Hidden in a group? Market reactions to multi-violator corporate social irresponsibility disclosures
成果类型:
Article
署名作者:
Liu, Chang; Wang, Stephanie Lu; Li, Dan
署名单位:
Chinese University of Hong Kong; Indiana University System; Indiana University Bloomington; IU Kelley School of Business
刊物名称:
STRATEGIC MANAGEMENT JOURNAL
ISSN/ISSBN:
0143-2095
DOI:
10.1002/smj.3330
发表日期:
2022
页码:
160-179
关键词:
ATTRIBUTION THEORY
corporate social irresponsibility
media framing
multi-violator CSI disclosures
stock market reactions
摘要:
Research Summary The media often discloses multiple firms' corporate social irresponsibility (CSI) behaviors together (i.e., multi-violator CSI disclosures). Drawing on attribution theory, we propose that multi-violator CSI disclosures artificially create violator groups.

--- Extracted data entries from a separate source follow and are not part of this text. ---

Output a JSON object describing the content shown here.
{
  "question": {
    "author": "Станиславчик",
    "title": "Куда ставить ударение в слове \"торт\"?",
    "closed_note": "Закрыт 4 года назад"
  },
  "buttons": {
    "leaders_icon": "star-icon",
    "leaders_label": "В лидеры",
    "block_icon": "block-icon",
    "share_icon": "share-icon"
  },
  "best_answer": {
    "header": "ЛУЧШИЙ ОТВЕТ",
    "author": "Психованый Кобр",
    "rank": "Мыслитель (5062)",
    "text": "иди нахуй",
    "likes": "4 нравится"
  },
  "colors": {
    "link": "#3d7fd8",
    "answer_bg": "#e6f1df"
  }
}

Such violator groups weaken the extent to which investors attribute each violator firm's CSI behaviors to the firm itself and subsequently lessen negative market reactions toward the violator firm. Further, the temporal consistency and context diversity of the focal firm's past CSI behaviors mitigate the relationship between CSI disclosure type (i.e., multi-violator vs. single-violator CSI disclosures) and stock market reactions. Empirical findings based on a sample of 1,369 CSI disclosures linked to 506 S&P 1500 firms between 2010 and 2017 support our hypotheses. Managerial Summary Some public media reports disclose multiple firms' CSI behaviors together, while others disclose only one firm's CSI behaviors at a time. These two different frames can result in very different stock market reactions. We find that while the stock market reacts negatively to media reports of firms' CSI behaviors on average, negative reactions are weaker when the media discloses multiple firms' CSI behaviors than when only one firm's CSI behaviors are disclosed. However, this difference in market reactions to multi-violator versus single-violator CSI disclosures is smaller for firms that have engaged in many CSI behaviors or have engaged in many different types of CSI behaviors before.